林遣都が演じる主人公はかなり誇張されたキャラクターだ。どんなことにも挫けない一途な精神の持ち主。動物を救うことに全精力を傾ける。
捨てられる子犬を増やさないために去勢手術を無償で施す彼の活動は、犬たちには可哀想だと思うが、更なる不幸を防止するための尊いことなのかもしれない。
しかし、動物病院を開業していてボランティア医療に没頭していたら、資金繰りに窮することになりはしないかと、余計なお世話かもしれないが心配になる。
学生時代の彼が住むアパートは、当然大家に許可を得てるとは思うが、相当清潔にしていてもあれだけの犬を室内で飼っていたら、退去時のハウスクリーニングが大変だろうと思う。これも余計なお世話。
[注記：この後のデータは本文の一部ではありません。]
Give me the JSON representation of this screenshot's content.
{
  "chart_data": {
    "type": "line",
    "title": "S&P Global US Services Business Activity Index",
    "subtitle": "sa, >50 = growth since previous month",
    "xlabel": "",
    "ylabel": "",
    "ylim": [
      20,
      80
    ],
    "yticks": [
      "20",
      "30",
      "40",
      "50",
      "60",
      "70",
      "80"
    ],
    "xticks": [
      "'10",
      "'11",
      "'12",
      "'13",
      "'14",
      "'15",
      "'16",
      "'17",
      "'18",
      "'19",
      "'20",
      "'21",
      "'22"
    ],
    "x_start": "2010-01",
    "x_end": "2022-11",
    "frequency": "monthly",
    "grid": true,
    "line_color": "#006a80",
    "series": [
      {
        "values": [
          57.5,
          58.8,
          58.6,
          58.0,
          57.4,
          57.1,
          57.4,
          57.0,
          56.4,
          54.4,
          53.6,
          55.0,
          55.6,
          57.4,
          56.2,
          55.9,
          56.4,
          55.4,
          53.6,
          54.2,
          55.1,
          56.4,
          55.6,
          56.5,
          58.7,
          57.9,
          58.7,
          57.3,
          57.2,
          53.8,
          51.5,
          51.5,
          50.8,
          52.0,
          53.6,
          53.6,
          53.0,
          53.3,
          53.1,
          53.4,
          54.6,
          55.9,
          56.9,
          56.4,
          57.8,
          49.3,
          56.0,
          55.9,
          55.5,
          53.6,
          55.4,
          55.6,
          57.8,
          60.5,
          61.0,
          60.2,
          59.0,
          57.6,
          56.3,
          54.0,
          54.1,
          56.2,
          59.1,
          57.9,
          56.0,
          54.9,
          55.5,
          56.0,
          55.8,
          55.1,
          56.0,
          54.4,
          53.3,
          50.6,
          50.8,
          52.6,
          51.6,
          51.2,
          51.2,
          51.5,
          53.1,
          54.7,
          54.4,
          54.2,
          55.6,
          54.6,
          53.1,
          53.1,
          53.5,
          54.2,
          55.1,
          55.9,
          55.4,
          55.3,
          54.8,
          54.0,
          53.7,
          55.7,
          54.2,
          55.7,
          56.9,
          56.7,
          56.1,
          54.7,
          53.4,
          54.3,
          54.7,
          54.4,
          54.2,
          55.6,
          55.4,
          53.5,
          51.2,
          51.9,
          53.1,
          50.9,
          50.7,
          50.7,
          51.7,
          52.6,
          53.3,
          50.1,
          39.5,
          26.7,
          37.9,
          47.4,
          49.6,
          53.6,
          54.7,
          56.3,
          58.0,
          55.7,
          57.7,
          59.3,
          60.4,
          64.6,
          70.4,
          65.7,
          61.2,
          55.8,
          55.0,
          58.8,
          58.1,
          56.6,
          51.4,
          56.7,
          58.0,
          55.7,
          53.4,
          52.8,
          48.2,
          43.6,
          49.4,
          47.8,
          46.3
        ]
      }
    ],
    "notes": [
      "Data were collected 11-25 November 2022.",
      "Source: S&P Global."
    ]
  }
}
一方、中川大志と浅香航大が演じるキャラクターの卒業後の姿にはリアリティがある。
多くの人間は、若い頃の理想に燃えていた自分の行動を「若気のいたり」などと言って、現実に順応していく自分を肯定したりする。そしてその大多数が、ギャップに苦しむことすらしないのだ。
だが、この二人は主人公を際立たせるためだけのキャラクターではなく、理想と現実のキャップに苦しむ存在として、社会の不都合を浮き彫りにする。

彼らに救われる人々や犬たちが登場する。
かつて引きこもりだった少女は、老犬のお陰で外界に出られるようになったのに、生活の重心が友人やクラブ活動に傾いてしまって老犬の最期を看取れなかったことを悔いている。
売れ残った犬たちの処分に金がかかるという理由で面倒もみずに放置している廃業したペットショップの主人には、亡き妻が残した愛犬への特別な思いがあった。
それらエピソードの一つ一つにはに人情の機微が織り込まれていて、それぞれの関係者たちが犬部をキーに繋がっていく仕掛けが秀逸だと思う。

この映画は、主人公と大学の仲間たちの10年程を描く青春ムービーでもある。
学生時代に築いた濃厚な関係は、ある意味で家族よりもお互いを理解していて、尊重し合っている関係だ。
社会に出て、異なる環境で異なる経験をしたことで、異なる判断を下した者たちが、多少の時間がかかっても、また仲間に戻れる美しい関係。
自分は学生の頃にそんな濃厚な関係を築けなかったので、本当にうらやましい。

気になったのは、十和田と東京はそこそこ距離があるはずだが、その位置関係が分かりづらかったところ。
途中から、今の舞台が東京なのか十和田なのか分からなくなってしまった。
そんなことは、映画を評価するにはどうでも良い。